Я смотрю на свои ободранные ногти, прожженную и грязную одежду. Я вижу себя сейчас как бы со стороны: растерзанного, лохматого, плачущего; ни единой законченной мысли, ни единого стройного ощущения. Ну да — это уже не я еду, не я сижу вот здесь, один на сидении... Какая это могучая сила: огонь, случай, человеческий порыв... Постой-постой, как это там... Да! «Закат пылал... прямая лента дороги... блеск асфальта... перелески и густые тени...» Все это мне было зачем-то нужно, но я уже не помню — зачем.

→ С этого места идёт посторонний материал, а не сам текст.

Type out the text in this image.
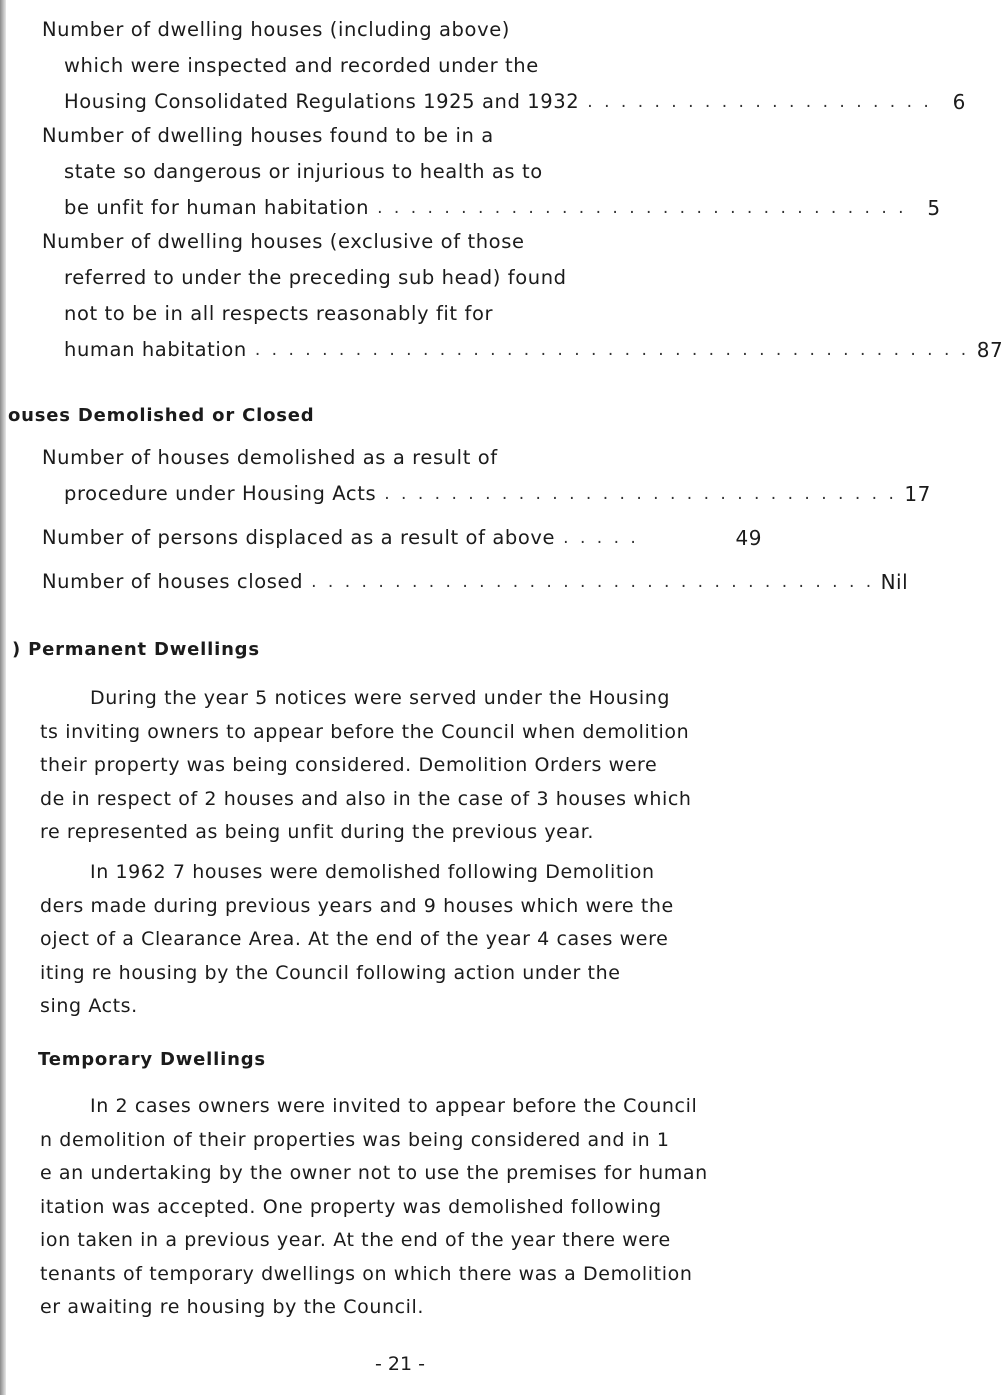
Number of dwelling houses (including above)
which were inspected and recorded under the
Housing Consolidated Regulations 1925 and 1932 . . . . . . . . . . . . . . . . . . . . .	6
Number of dwelling houses found to be in a
state so dangerous or injurious to health as to
be unfit for human habitation . . . . . . . . . . . . . . . . . . . . . . . . . . . . . . . .	5
Number of dwelling houses (exclusive of those
referred to under the preceding sub head) found
not to be in all respects reasonably fit for
human habitation . . . . . . . . . . . . . . . . . . . . . . . . . . . . . . . . . . . . . . . . . . . 87
ouses Demolished or Closed
Number of houses demolished as a result of
procedure under Housing Acts . . . . . . . . . . . . . . . . . . . . . . . . . . . . . . . 17
Number of persons displaced as a result of above . . . . .	49
Number of houses closed . . . . . . . . . . . . . . . . . . . . . . . . . . . . . . . . . . Nil
) Permanent Dwellings
During the year 5 notices were served under the Housing
ts inviting owners to appear before the Council when demolition
their property was being considered. Demolition Orders were
de in respect of 2 houses and also in the case of 3 houses which
re represented as being unfit during the previous year.
In 1962 7 houses were demolished following Demolition
ders made during previous years and 9 houses which were the
oject of a Clearance Area. At the end of the year 4 cases were
iting re housing by the Council following action under the
sing Acts.
Temporary Dwellings
In 2 cases owners were invited to appear before the Council
n demolition of their properties was being considered and in 1
e an undertaking by the owner not to use the premises for human
itation was accepted. One property was demolished following
ion taken in a previous year. At the end of the year there were
tenants of temporary dwellings on which there was a Demolition
er awaiting re housing by the Council.
- 21 -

Вот это еще только: «они хотели на час раньше». А я отказался. Между прочим, я уже сидел в первом автобусе, но потом решился, вылез, подбежал к Зеленицкой и попросил поменяться: «Мне надо с Ирэной срочно поговорить». — «Пожалуйста, пожалуйста...» И мое место заняла она. В первом автобусе. «На час раньше»...
Теперь о ней будут говорить только хорошо...
— Такая была поездка!..
— Так все прошло чудесно, и — на тебе.
— За это надо судить по самой высшей строгости.
— Допустим, надо, а кого?
— Да, ужасное несчастье...
— Судить-то некого.
— Но кто-то все-таки виноват...
...думали о том, как мало в вихре будней приглядываемся друг к другу, как мало знаем о своем соседе и даже не задумываемся над тем, что мало знаем...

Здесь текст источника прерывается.